What Is A TM44 Inspection?
A TM44 inspection, or a TM44 survey, is a comprehensive review of the air conditioning systems in your building. TM44 inspections are the UK standard for judging the efficiency of air conditioning units and were brought in as a method of improving the energy efficiency in buildings.
As well as looking at the system itself, the energy assessor will also look at how the system is being used, serviced and maintained.
A TM44 inspection is in addition to standard activities of owning and operating an air conditioning system such as cleaning and other air conditioning maintenance programmes that should take place more regularly.
Why Is TM44 Necessary?
A TM44 inspection is a necessary part of monitoring the safety and efficiency of your overall air conditioning system (and not just the individual units). An inspection by an accredited air conditioning energy assessor can:
Improve the efficiency of your systems
Reduce electricity consumption
Decrease operating costs
Reduce carbon emissions
Reduce maintenance costs
Improve efficiency by tweaking controls and settings
Identify technical flaws or faults within the system that can lead to failure or breakdown.
Is A TM44 Inspection A Legal Requirement?
Yes, TM44 Inspections are a legal requirement and have been so since 2011.
What Happens If I Don’t Comply With A TM44 Inspection?
Failure to comply with the regulations is punishable by a £300 fine. A further £200 fine can be added if a valid certificate isn’t produced within seven days.
Who Needs A TM44?
A TM44 inspection is required for all buildings that have a combined cooling output of 12 Kw or more, whether that’s one large system or multiple smaller systems. A valid TM44 report is required at all times.
How Often Should A TM44 Inspection Be Carried Out?

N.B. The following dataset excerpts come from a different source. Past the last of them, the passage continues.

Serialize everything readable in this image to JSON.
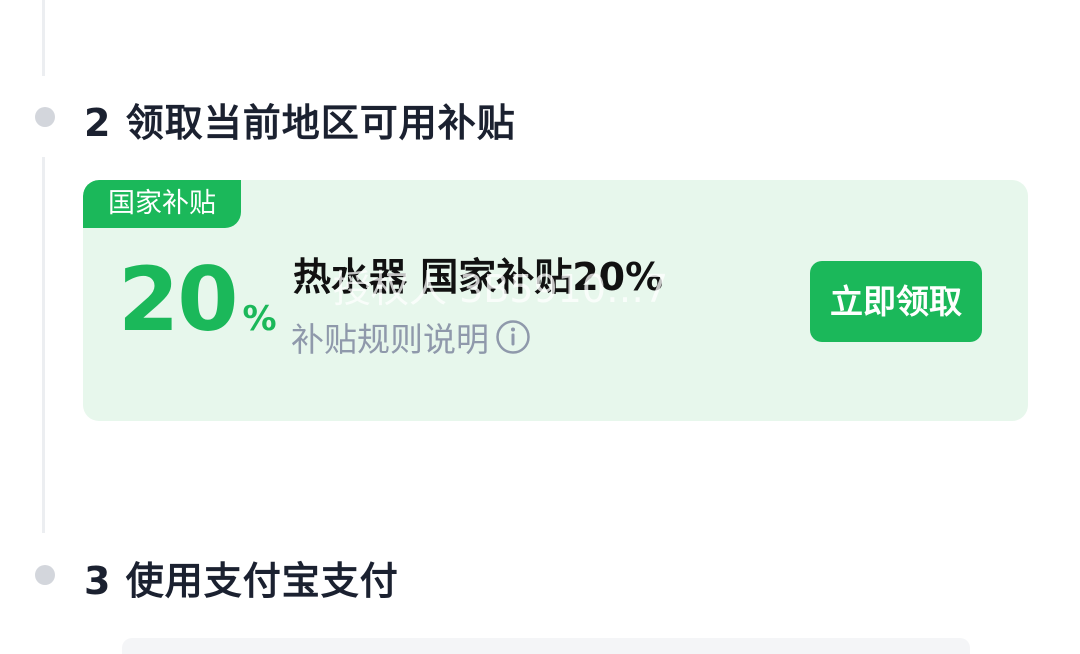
{
  "steps": {
    "step2": {
      "number": "2",
      "title": "领取当前地区可用补贴"
    },
    "step3": {
      "number": "3",
      "title": "使用支付宝支付"
    }
  },
  "subsidy_card": {
    "tag": "国家补贴",
    "discount_value": "20",
    "discount_unit": "%",
    "product_title": "热水器 国家补贴20%",
    "watermark": "授权人 3B5910…7",
    "rules_link": "补贴规则说明",
    "rules_icon": "info-icon",
    "claim_button": "立即领取"
  },
  "colors": {
    "accent_green": "#1bb85a",
    "card_background": "#e7f7ec",
    "title_text": "#1b2130",
    "muted_text": "#8f99ab",
    "timeline": "#d3d6dc"
  }
}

A TM44 survey should take place at least every five years.
The regulations require the first inspection of air conditioning systems in scope to be carried out as follows:
For all systems first put into service on or after 1 January 2008, the first inspection must have taken place within five years of the date when the system was first put into service.
For other air conditioning systems, where the effective rated output is more than 250kW, the first inspection must have taken place by 4 January 2009.
For other air conditioning systems, where the effective rated output is more than 12kW, the first inspection must have taken place by 4 January 2011.
How Do I Know If I Need An Inspection?
If you’re not sure when your TM44 certificate expires, you can check on the government website using the National Landmark Register.
Who Is Responsible For TM44 Compliance?
The person or business responsible for the overall control of the air conditioning system is responsible for TM44 compliance. For those working in serviced offices where all you do is turn the AC on or off, then this doesn’t qualify as having overall control.
The person responsible for TM44 compliance must keep a copy of the report and be able to produce a copy of the report to any future operators of the air conditioning system. If a report isn’t provided to future operators, the system must be inspected within three months of taking over responsibility for the system.
What Happens During An Inspection?
During a TM44 inspection, an accredited energy assessor will review all of your air conditioning systems, including control settings. The inspection will also look at:
A detailed inspection of the air conditioning system, including a visual check.
Whether the system is suitable for the space it covers.
Examinations of the ducts and units.
Assessment of the condition of the controls and smaller components.
What Is In A TM44 Report?
The report will detail the findings and highlight any areas for improvement, including:
Whether your air conditioning system is suitable for the environment it is in.
Identifying any faults that require attention
Recommendations for improving the efficiency of the system, including how to adjust settings.
Recommendations for replacing less efficient or oversized systems. As the replacement of refrigerant is restricted in older systems, there is an incentive to replace older systems with more modern energy efficient units.
The report should also include the name of the assessor, the address of the building and the date of the inspection.